Plan de transport: sans argent et sans leader clame Vision Montréal
La chef de l’opposition officielle, Noushig Eloyan, considère que le Plan de transport de Montréal (PTM), déposé jeudi, n’est rien d’autre qu’une synthèse de tous les projets discutés depuis 15 ans.
«La plupart des projets dans ce plan font l’unanimité. Le problème, comme d’habitude, est le financement et la capacité de Montréal, et de son maire, de mobiliser la région et d’obtenir de l‘argent neuf des gouvernements supérieurs», a déploré Mme Eloyan.
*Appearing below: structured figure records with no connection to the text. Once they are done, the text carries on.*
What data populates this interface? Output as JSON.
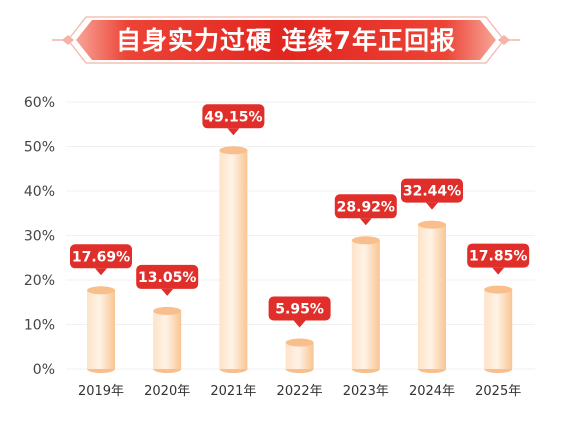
{
  "title": "自身实力过硬 连续7年正回报",
  "colors": {
    "banner": "#e8322c",
    "banner_light": "#f26a5a",
    "label_bubble": "#e02f2a",
    "bar_light": "#fff1df",
    "bar_mid": "#fdd9b4",
    "bar_dark": "#f8be8c",
    "grid": "#f0f0f0"
  },
  "chart_data": {
    "type": "bar",
    "title": "自身实力过硬 连续7年正回报",
    "categories": [
      "2019年",
      "2020年",
      "2021年",
      "2022年",
      "2023年",
      "2024年",
      "2025年"
    ],
    "values": [
      17.69,
      13.05,
      49.15,
      5.95,
      28.92,
      32.44,
      17.85
    ],
    "data_labels": [
      "17.69%",
      "13.05%",
      "49.15%",
      "5.95%",
      "28.92%",
      "32.44%",
      "17.85%"
    ],
    "ylim": [
      0,
      60
    ],
    "yticks": [
      0,
      10,
      20,
      30,
      40,
      50,
      60
    ],
    "ytick_labels": [
      "0%",
      "10%",
      "20%",
      "30%",
      "40%",
      "50%",
      "60%"
    ],
    "xlabel": "",
    "ylabel": "",
    "grid": true,
    "legend": "none"
  }
}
«Souvenez-vous des discussions sans fin entre les quatre arrondissements que traversait la voie réservée sur Pie IX, et multipliez cela par 10, par 100, par 1000 quand viendra le temps d’imposer des taxes sur l’essence, des péages, des taxes sur le stationnement hors rue, non seulement à Montréal, mais partout sur le territoire de la CMM. Combien de temps a-t-il fallu pour que le maire Tremblay réussisse à convaincre ses collègues de la CMM que le métro était un équipement métropolitain? Cinq ans? Et il a obtenu cette reconnaissance grâce à la menace de ne pas ouvrir le métro à Laval», ajoute-t-elle.
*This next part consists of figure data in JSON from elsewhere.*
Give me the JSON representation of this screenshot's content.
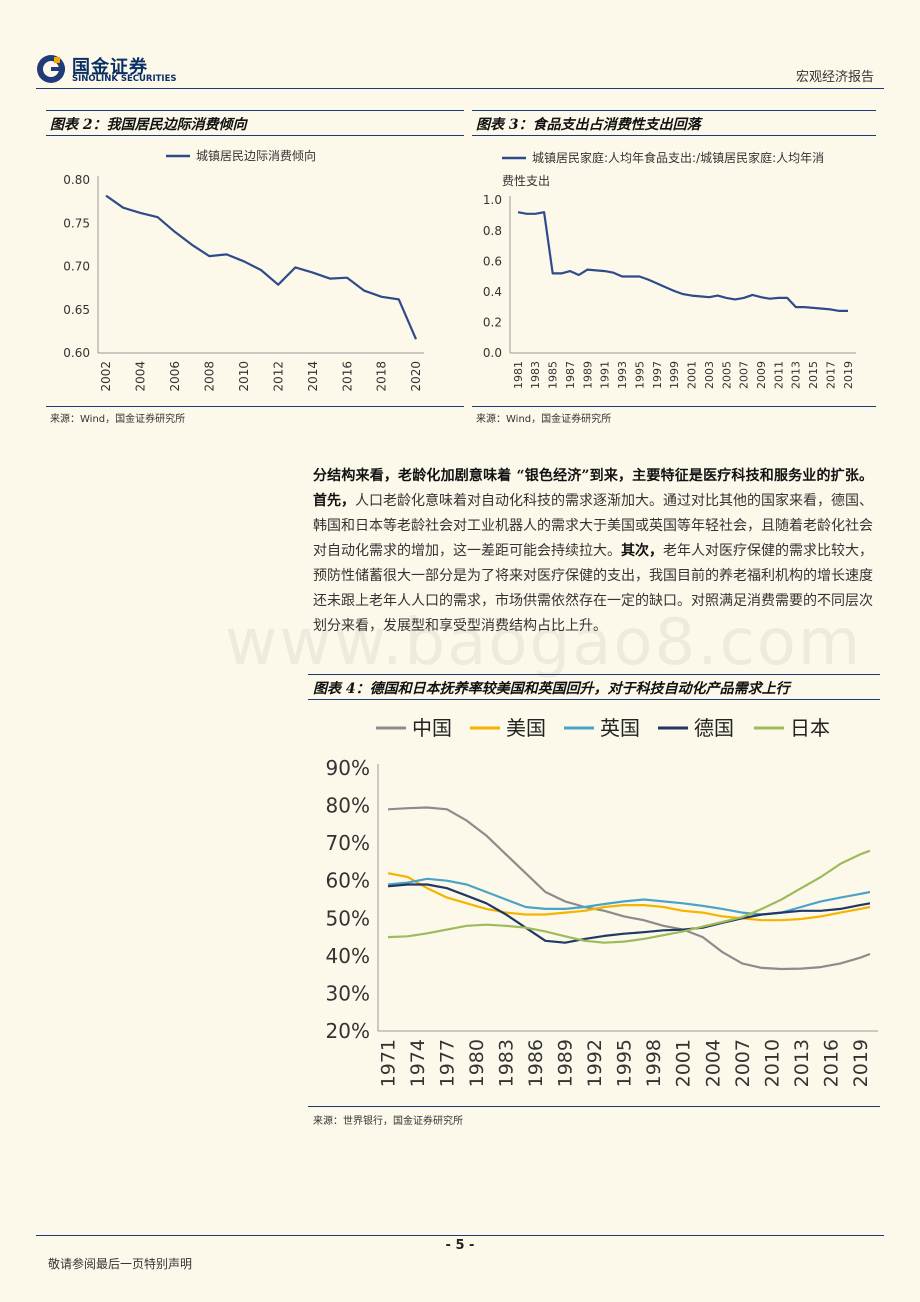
{
  "header": {
    "logo_cn": "国金证券",
    "logo_en": "SINOLINK SECURITIES",
    "report_type": "宏观经济报告"
  },
  "figures": {
    "fig2": {
      "title": "图表 2：我国居民边际消费倾向",
      "source": "来源：Wind，国金证券研究所"
    },
    "fig3": {
      "title": "图表 3：食品支出占消费性支出回落",
      "source": "来源：Wind，国金证券研究所"
    },
    "fig4": {
      "title": "图表 4：德国和日本抚养率较美国和英国回升，对于科技自动化产品需求上行",
      "source": "来源：世界银行，国金证券研究所"
    }
  },
  "body": {
    "b1": "分结构来看，老龄化加剧意味着 “银色经济”到来，主要特征是医疗科技和服务业的扩张。",
    "b2": "首先，",
    "t1": "人口老龄化意味着对自动化科技的需求逐渐加大。通过对比其他的国家来看，德国、韩国和日本等老龄社会对工业机器人的需求大于美国或英国等年轻社会，且随着老龄化社会对自动化需求的增加，这一差距可能会持续拉大。",
    "b3": "其次，",
    "t2": "老年人对医疗保健的需求比较大，预防性储蓄很大一部分是为了将来对医疗保健的支出，我国目前的养老福利机构的增长速度还未跟上老年人人口的需求，市场供需依然存在一定的缺口。对照满足消费需要的不同层次划分来看，发展型和享受型消费结构占比上升。"
  },
  "watermark": "www.baogao8.com",
  "footer": {
    "page": "- 5 -",
    "notice": "敬请参阅最后一页特别声明"
  },
  "chart_data": [
    {
      "type": "line",
      "id": "fig2",
      "series": [
        {
          "name": "城镇居民边际消费倾向",
          "color": "#2e4b8a",
          "x": [
            2002,
            2003,
            2004,
            2005,
            2006,
            2007,
            2008,
            2009,
            2010,
            2011,
            2012,
            2013,
            2014,
            2015,
            2016,
            2017,
            2018,
            2019,
            2020
          ],
          "values": [
            0.782,
            0.768,
            0.762,
            0.757,
            0.74,
            0.725,
            0.712,
            0.714,
            0.706,
            0.696,
            0.679,
            0.699,
            0.693,
            0.686,
            0.687,
            0.672,
            0.665,
            0.662,
            0.616
          ]
        }
      ],
      "ylim": [
        0.6,
        0.8
      ],
      "yticks": [
        "0.80",
        "0.75",
        "0.70",
        "0.65",
        "0.60"
      ],
      "xticks": [
        "2002",
        "2004",
        "2006",
        "2008",
        "2010",
        "2012",
        "2014",
        "2016",
        "2018",
        "2020"
      ]
    },
    {
      "type": "line",
      "id": "fig3",
      "series": [
        {
          "name": "城镇居民家庭:人均年食品支出:/城镇居民家庭:人均年消费性支出",
          "legend_lines": [
            "城镇居民家庭:人均年食品支出:/城镇居民家庭:人均年消",
            "费性支出"
          ],
          "color": "#2e4b8a",
          "x": [
            1981,
            1982,
            1983,
            1984,
            1985,
            1986,
            1987,
            1988,
            1989,
            1990,
            1991,
            1992,
            1993,
            1994,
            1995,
            1996,
            1997,
            1998,
            1999,
            2000,
            2001,
            2002,
            2003,
            2004,
            2005,
            2006,
            2007,
            2008,
            2009,
            2010,
            2011,
            2012,
            2013,
            2014,
            2015,
            2016,
            2017,
            2018,
            2019
          ],
          "values": [
            0.92,
            0.91,
            0.91,
            0.92,
            0.52,
            0.52,
            0.535,
            0.51,
            0.545,
            0.54,
            0.535,
            0.525,
            0.5,
            0.5,
            0.5,
            0.48,
            0.455,
            0.43,
            0.405,
            0.385,
            0.375,
            0.37,
            0.365,
            0.375,
            0.36,
            0.35,
            0.36,
            0.38,
            0.365,
            0.355,
            0.36,
            0.36,
            0.3,
            0.3,
            0.295,
            0.29,
            0.285,
            0.275,
            0.275
          ]
        }
      ],
      "ylim": [
        0.0,
        1.0
      ],
      "yticks": [
        "1.0",
        "0.8",
        "0.6",
        "0.4",
        "0.2",
        "0.0"
      ],
      "xticks": [
        "1981",
        "1983",
        "1985",
        "1987",
        "1989",
        "1991",
        "1993",
        "1995",
        "1997",
        "1999",
        "2001",
        "2003",
        "2005",
        "2007",
        "2009",
        "2011",
        "2013",
        "2015",
        "2017",
        "2019"
      ]
    },
    {
      "type": "line",
      "id": "fig4",
      "x": [
        1971,
        1973,
        1975,
        1977,
        1979,
        1981,
        1983,
        1985,
        1987,
        1989,
        1991,
        1993,
        1995,
        1997,
        1999,
        2001,
        2003,
        2005,
        2007,
        2009,
        2011,
        2013,
        2015,
        2017,
        2019,
        2020
      ],
      "series": [
        {
          "name": "中国",
          "color": "#8c8c8c",
          "values": [
            79,
            79.3,
            79.5,
            79,
            76,
            72,
            67,
            62,
            57,
            54.5,
            53,
            52,
            50.5,
            49.5,
            48,
            47,
            45,
            41,
            38,
            36.8,
            36.5,
            36.6,
            37,
            38,
            39.5,
            40.5
          ]
        },
        {
          "name": "美国",
          "color": "#f5b400",
          "values": [
            62,
            61,
            58,
            55.5,
            54,
            52.5,
            51.5,
            51,
            51,
            51.5,
            52,
            53,
            53.5,
            53.5,
            53,
            52,
            51.5,
            50.5,
            50,
            49.5,
            49.5,
            49.8,
            50.5,
            51.5,
            52.5,
            53
          ]
        },
        {
          "name": "英国",
          "color": "#4aa3c8",
          "values": [
            59,
            59.5,
            60.5,
            60,
            59,
            57,
            55,
            53,
            52.5,
            52.5,
            53,
            53.8,
            54.5,
            55,
            54.5,
            54,
            53.3,
            52.5,
            51.5,
            51,
            51.5,
            53,
            54.5,
            55.5,
            56.5,
            57
          ]
        },
        {
          "name": "德国",
          "color": "#1f3864",
          "values": [
            58.5,
            59,
            59,
            58,
            56,
            54,
            51,
            47.5,
            44,
            43.5,
            44.5,
            45.3,
            45.9,
            46.3,
            46.8,
            47,
            47.5,
            48.8,
            50,
            51,
            51.5,
            52,
            52,
            52.5,
            53.5,
            54
          ]
        },
        {
          "name": "日本",
          "color": "#9dbb5a",
          "values": [
            45,
            45.2,
            46,
            47,
            48,
            48.3,
            48,
            47.5,
            46.5,
            45.2,
            44,
            43.5,
            43.8,
            44.5,
            45.5,
            46.5,
            47.8,
            49,
            50.3,
            52.5,
            55,
            58,
            61,
            64.5,
            67,
            68
          ]
        }
      ],
      "ylim": [
        20,
        90
      ],
      "yticks": [
        "90%",
        "80%",
        "70%",
        "60%",
        "50%",
        "40%",
        "30%",
        "20%"
      ],
      "xticks": [
        "1971",
        "1974",
        "1977",
        "1980",
        "1983",
        "1986",
        "1989",
        "1992",
        "1995",
        "1998",
        "2001",
        "2004",
        "2007",
        "2010",
        "2013",
        "2016",
        "2019"
      ]
    }
  ]
}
Vision Montréal déplore que l’administration Tremblay-Zampino ait pris cinq ans pour déposer le Plan de transport. «Pendant ce temps-là, rien n’a été fait, sauf bien sûr, augmenter la carte autobus-métro (CAM) sept fois en cinq ans! Pas une seule voie réservée n’a été aménagée et une seule véritable piste cyclable a été annoncée.»